Retention and Disposal

We will define and document retention periods for various categories of personal data in accordance with the stated purpose or as required by the law. We will ensure that personal data is retained as per the defined retention periods. Post expiry of the retention period, personal data shall be securely disposed or de-identified.

Define and document data retention periods and securely dispose personal data post expiry of the retention periods.

Privacy by Design

Privacy by Design is a methodology that enables Privacy to be built into the design and architecture of systems, products and processes.

Axiata has adopted Privacy by Design methodology to ensure that Data Privacy issues are considered at the design phase of any system, service, product or process and then throughout the personal data lifecycle.

We will conduct Data Protection Impact Assessments (DPIAs) to identify underlying Privacy risks in the high-risk personal data processing activities.

Privacy by Design methodology is to be adopted and Privacy must be incorporated from the initial design phase.

Data Privacy Impact Assessments shall be conducted to identify the underlying Privacy risks of the high-risk processes.

Vendor Privacy Management and cross border data transfers

Axiata has established processes with respect to managing high-risk data processing vendors from a Data Privacy standpoint. The processes include the following activities:

Due Diligence Conduct due diligence on prospective high-risk vendor’s information security and Privacy posture prior to onboarding.
Data Processing Agreements Include adequate Privacy and information security clauses in all contractual agreements.
Periodic Vendor Assessment Conduct periodic assessment of existing high-risk vendors’ compliance with contractual and regulatory obligations.
DPIAs for Projects Conduct DPIAs prior to onboarding high-risk projects from existing vendors.

Key Vendor Privacy Management Activities:

  • Due Diligence
  • Contracts with adequate Privacy and Security clauses
  • Periodic Vendor Assessments
  • DPIAs to onboard new projects

We will assess the permissibility of Cross-Border Data Transfers in accordance with applicable Privacy laws. Further, the Company shall also ensure that necessary safeguards (such as Data Transfer Agreements) are in place to protect all the Cross-Border Data Transfers.

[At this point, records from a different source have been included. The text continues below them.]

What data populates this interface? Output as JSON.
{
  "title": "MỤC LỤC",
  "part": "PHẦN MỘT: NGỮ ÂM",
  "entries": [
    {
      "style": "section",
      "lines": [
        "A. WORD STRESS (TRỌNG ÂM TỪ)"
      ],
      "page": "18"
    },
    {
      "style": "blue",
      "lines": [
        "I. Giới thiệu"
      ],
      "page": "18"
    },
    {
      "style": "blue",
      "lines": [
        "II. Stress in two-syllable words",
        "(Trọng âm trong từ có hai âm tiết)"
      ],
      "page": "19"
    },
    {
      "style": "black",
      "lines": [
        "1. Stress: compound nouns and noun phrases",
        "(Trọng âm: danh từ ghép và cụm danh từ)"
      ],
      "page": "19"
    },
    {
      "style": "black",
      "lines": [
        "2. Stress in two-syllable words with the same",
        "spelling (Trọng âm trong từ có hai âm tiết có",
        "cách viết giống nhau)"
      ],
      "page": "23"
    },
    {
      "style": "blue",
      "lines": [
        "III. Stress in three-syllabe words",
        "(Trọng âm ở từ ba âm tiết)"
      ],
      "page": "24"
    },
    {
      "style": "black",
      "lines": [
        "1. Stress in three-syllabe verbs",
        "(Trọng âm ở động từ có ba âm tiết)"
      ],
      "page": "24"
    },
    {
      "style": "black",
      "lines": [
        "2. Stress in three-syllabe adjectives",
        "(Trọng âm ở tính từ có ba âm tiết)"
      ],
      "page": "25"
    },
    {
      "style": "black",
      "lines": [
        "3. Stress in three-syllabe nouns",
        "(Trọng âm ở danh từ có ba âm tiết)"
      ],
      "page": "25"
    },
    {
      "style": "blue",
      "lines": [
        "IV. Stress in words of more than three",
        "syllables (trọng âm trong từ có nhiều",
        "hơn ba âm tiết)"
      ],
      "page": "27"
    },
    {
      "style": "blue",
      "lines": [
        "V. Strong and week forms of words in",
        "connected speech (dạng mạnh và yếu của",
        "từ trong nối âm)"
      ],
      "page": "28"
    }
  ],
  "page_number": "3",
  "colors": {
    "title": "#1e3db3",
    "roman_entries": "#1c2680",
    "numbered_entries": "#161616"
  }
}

Privacy Incident and Data Breach Management

We have defined and implemented a process for reporting, assessing, resolving, communicating, escalating, notifying, and performing of any other actions required in the effective management of Privacy incidents and data breaches.

Security

We have implemented appropriate technical safeguards and organizational measures to maintain the confidentiality, integrity and availability of personal data.

Audit, Review and Reporting

Axiata will carry out periodic Privacy audits on our data processing environment to monitor its compliance against this Policy, Group Privacy standards and applicable Privacy laws.

Training and Awareness

Axiata mandates annual Data Privacy awareness trainings for our employees and contract staff. We will also raise awareness through knowledge sharing sessions, e-mailers, posters, Privacy campaigns and other such means.

Mandate Data Privacy Awareness trainings for all employees and contract staff.